Однако у тебя, Элиса, странный взгляд!
Я к ревности всегда питала отвращенье:
Она для чувств моих — прямое оскорбленье,
И чем милее тот, кто так меня ревнует,
Тем более душа на это негодует.
Ужели радостно смотреть мне на него,
Как в гневе не щадит он чувства моего,
Как мой восторг и грусть равно его волнуют
И как, заметив их, безумно он ревнует?
Я не могу взглянуть на принца: каждый взгляд
Скрывает для него измены мнимой яд.
Нет, я скажу тебе, Элиса, без стесненья:
Я не могу сносить такие подозренья.
Гарсия доблестный все ж мил и дорог мне,
И сердца моего достоин он вполне.
Отвагою своей он доказал прекрасно,
Что любит он меня так искренне, так страстно!

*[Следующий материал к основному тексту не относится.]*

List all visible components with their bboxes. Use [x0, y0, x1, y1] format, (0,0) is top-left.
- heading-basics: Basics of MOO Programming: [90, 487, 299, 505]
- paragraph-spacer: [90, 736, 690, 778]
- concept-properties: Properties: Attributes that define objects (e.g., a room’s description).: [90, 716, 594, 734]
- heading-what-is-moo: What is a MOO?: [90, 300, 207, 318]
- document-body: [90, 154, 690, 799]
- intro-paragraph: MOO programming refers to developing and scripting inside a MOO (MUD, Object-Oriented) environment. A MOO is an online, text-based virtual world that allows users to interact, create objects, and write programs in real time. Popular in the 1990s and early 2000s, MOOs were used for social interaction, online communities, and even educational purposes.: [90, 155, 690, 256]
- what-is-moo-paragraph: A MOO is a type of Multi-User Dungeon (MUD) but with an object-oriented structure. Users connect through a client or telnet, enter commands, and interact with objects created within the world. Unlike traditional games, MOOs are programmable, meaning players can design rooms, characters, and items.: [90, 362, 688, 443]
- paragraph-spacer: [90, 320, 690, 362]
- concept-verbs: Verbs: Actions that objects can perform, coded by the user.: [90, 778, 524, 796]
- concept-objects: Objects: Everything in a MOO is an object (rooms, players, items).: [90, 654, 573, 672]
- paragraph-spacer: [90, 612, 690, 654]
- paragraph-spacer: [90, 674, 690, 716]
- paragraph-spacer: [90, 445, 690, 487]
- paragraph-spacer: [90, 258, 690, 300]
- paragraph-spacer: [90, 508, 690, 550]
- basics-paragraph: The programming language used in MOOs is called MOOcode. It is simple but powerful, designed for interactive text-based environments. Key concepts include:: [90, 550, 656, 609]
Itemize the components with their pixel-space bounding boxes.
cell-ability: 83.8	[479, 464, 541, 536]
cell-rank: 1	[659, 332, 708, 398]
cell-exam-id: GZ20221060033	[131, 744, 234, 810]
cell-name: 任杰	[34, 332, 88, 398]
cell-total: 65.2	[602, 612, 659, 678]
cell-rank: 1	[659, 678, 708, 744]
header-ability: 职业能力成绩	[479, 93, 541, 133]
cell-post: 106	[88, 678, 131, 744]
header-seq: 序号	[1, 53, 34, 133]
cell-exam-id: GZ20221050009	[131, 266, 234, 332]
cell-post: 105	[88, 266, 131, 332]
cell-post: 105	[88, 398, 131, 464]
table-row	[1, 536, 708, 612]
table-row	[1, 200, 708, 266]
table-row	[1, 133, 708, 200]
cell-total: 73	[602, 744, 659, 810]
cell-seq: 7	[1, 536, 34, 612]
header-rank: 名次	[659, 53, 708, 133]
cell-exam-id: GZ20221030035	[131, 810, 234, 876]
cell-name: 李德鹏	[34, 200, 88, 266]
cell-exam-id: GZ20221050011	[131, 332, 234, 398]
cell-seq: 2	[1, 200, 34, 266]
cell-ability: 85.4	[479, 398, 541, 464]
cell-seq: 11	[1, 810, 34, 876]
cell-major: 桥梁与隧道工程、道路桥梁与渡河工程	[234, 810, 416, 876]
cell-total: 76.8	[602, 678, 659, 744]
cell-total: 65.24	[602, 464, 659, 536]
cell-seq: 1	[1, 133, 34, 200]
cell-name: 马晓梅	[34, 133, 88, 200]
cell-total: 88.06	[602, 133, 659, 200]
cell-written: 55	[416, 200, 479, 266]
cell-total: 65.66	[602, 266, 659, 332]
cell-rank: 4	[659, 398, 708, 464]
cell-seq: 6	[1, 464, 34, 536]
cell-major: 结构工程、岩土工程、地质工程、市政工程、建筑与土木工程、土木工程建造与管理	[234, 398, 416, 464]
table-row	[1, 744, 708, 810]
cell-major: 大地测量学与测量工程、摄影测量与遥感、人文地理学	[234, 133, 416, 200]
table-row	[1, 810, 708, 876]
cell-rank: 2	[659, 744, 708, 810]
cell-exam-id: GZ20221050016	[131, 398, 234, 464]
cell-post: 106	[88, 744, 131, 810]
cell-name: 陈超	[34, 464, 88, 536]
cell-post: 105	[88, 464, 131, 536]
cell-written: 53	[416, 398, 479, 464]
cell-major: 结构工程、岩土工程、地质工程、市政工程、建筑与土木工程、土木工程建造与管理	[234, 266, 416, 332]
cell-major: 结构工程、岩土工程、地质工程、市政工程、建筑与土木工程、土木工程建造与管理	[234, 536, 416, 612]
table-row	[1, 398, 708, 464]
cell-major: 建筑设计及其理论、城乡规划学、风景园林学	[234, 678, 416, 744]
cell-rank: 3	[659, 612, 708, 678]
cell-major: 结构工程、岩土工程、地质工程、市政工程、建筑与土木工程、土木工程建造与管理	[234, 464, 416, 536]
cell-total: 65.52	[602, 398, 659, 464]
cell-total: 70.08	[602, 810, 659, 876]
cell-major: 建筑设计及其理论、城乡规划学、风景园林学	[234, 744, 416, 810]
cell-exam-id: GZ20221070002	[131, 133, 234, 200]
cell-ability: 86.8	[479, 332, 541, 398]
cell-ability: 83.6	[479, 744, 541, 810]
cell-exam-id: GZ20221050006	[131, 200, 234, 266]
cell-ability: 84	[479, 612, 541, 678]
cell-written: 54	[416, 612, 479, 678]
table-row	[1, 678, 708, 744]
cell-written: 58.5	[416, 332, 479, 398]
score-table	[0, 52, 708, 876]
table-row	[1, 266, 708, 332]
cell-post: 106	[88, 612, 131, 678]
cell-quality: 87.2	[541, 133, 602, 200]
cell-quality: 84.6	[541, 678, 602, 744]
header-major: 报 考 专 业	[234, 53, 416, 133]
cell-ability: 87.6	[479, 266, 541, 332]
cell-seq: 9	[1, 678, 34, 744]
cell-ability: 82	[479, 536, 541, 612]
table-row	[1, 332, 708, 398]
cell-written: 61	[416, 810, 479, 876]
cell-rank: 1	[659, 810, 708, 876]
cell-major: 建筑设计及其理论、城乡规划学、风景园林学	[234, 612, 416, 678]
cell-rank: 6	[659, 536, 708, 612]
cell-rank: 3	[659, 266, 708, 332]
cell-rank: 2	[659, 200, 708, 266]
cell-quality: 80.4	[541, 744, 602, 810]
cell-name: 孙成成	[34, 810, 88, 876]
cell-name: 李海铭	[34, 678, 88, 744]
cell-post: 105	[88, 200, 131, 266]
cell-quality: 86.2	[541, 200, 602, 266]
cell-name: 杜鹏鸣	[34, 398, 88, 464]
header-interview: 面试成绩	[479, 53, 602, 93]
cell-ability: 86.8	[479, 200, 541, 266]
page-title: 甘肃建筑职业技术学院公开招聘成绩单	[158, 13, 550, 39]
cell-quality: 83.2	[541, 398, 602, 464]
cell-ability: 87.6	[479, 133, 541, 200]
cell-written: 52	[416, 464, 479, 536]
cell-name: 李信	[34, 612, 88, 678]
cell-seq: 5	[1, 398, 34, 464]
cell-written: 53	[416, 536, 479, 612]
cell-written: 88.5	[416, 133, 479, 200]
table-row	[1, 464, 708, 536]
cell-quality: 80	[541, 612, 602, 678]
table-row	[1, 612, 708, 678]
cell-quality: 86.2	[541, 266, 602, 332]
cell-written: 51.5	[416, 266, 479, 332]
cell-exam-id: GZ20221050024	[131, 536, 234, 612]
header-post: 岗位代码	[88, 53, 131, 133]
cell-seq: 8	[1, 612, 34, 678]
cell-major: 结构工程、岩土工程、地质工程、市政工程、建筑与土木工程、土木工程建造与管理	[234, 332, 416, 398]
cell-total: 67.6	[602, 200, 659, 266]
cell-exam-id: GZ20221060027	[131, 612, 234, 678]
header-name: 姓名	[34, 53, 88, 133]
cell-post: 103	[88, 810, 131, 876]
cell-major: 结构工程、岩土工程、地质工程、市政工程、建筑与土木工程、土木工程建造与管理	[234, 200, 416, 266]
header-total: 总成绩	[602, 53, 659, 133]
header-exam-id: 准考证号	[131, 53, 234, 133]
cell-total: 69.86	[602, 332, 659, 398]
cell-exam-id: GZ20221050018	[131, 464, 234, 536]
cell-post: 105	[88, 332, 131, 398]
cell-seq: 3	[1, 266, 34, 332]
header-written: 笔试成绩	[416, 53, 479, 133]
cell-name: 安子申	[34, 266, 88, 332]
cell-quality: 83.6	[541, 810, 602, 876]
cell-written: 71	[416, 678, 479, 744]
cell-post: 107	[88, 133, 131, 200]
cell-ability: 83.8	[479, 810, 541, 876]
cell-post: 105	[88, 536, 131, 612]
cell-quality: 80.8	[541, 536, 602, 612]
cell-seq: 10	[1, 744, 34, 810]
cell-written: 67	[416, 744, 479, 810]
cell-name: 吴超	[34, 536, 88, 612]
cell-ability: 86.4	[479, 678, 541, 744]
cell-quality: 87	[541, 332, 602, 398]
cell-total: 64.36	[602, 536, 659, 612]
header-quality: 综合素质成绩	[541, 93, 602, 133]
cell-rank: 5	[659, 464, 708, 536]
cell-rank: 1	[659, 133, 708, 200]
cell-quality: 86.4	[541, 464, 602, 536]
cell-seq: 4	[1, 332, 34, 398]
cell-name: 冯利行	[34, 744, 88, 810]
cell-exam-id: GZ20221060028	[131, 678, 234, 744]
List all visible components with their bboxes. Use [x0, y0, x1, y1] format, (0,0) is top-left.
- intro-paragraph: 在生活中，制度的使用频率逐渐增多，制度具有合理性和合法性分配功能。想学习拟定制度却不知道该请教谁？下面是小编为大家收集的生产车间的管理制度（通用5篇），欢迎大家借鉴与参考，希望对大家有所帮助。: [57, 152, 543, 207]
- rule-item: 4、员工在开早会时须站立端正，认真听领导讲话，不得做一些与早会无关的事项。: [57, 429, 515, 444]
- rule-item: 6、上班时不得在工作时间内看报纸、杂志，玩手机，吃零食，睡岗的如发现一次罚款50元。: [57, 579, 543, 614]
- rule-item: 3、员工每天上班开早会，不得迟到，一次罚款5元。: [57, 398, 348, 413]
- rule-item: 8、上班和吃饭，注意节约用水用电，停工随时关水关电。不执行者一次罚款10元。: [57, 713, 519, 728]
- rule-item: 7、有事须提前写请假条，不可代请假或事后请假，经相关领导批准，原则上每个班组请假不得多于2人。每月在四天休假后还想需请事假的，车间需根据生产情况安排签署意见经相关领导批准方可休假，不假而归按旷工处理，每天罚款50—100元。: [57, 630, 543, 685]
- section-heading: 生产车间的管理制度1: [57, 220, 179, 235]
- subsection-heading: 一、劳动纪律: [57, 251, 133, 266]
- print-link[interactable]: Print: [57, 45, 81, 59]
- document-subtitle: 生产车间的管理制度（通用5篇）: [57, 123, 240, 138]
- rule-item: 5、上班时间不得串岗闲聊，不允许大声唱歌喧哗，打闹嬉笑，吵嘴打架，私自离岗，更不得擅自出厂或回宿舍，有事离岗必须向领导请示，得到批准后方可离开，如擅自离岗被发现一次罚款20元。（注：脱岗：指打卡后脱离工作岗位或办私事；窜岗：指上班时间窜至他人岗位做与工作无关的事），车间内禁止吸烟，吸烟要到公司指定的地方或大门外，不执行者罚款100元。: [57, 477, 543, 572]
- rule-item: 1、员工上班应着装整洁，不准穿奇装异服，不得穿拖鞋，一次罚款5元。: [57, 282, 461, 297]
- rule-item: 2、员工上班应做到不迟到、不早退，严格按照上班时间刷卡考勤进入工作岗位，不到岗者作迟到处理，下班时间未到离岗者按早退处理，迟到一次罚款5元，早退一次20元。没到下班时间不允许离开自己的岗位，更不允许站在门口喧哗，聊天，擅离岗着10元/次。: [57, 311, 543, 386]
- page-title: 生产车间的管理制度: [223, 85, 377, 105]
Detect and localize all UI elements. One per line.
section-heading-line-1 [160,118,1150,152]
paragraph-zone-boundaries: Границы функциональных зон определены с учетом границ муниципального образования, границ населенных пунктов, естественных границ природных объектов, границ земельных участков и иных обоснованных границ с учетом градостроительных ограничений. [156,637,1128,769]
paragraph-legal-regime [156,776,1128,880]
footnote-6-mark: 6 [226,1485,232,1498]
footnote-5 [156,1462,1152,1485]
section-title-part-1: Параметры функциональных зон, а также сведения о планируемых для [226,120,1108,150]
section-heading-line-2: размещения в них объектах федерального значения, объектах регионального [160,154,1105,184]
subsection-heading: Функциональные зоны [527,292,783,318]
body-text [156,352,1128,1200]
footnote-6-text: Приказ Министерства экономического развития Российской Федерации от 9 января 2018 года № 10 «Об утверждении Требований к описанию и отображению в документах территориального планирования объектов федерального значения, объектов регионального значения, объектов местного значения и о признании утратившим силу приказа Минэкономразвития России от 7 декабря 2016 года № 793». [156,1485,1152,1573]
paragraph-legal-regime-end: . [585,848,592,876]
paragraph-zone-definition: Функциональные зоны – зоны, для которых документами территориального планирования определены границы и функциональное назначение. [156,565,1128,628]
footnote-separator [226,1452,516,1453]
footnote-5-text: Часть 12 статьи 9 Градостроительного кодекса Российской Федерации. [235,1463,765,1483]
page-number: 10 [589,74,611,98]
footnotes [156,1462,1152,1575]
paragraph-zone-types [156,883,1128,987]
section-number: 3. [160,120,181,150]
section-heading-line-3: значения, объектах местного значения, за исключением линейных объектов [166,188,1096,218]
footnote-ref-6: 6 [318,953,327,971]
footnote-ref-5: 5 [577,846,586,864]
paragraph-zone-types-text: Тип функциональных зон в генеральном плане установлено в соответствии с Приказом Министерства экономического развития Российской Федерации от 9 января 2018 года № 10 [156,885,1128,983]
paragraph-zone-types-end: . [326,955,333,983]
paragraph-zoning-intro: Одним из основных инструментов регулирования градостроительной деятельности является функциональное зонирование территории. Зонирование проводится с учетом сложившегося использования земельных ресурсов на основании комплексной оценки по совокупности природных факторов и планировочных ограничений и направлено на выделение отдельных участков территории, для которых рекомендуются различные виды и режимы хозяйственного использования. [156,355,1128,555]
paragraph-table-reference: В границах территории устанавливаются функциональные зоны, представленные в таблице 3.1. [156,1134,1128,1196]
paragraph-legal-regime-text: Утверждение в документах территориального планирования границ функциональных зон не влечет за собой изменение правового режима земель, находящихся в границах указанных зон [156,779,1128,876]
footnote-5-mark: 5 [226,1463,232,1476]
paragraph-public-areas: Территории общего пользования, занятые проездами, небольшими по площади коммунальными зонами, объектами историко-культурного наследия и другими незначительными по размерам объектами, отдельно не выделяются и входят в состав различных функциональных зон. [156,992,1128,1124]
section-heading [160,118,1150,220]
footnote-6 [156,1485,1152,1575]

Опасностям себя он часто подвергал,
От вражьих умыслов меня не раз спасал
И, наконец, укрыл за этою стеною
От тяжких брачных уз, грозивших мне бедою.
Не отрицаю я: мне было б горько знать,
Что нелюбимому должна принадлежать.
Ведь долг свой сознавать особенно нам ценно
Пред тем, к кому любовь питаем неизменно;
Тогда и наша страсть проявится смелей,
Когда признательность счастливо слита с ней.
Да, мне приятно знать, что, даровав спасенье,
В награду он снискал мое благоволенье,
Я рада, что меня опасность с ним свела.
И если не пустой молва о том была,
Что волею небес мой брат к нам возвратится,
То мне лишь об одном приходится молиться,
Чтобы скорее принц тирану отомстил
И брату моему державу возвратил
И чтоб за подвиг тот имел в вознагражденье
Он брата моего к себе расположенье.
Но если будет он опять меня гневить
И вспышки ревности не сможет прекратить,
Не внемля голосу моих ему велений, —
Пускай откажется от всех своих стремлений;
Наш невозможен брак. Страшусь я этих уз —
В ад превратят они семейный наш союз.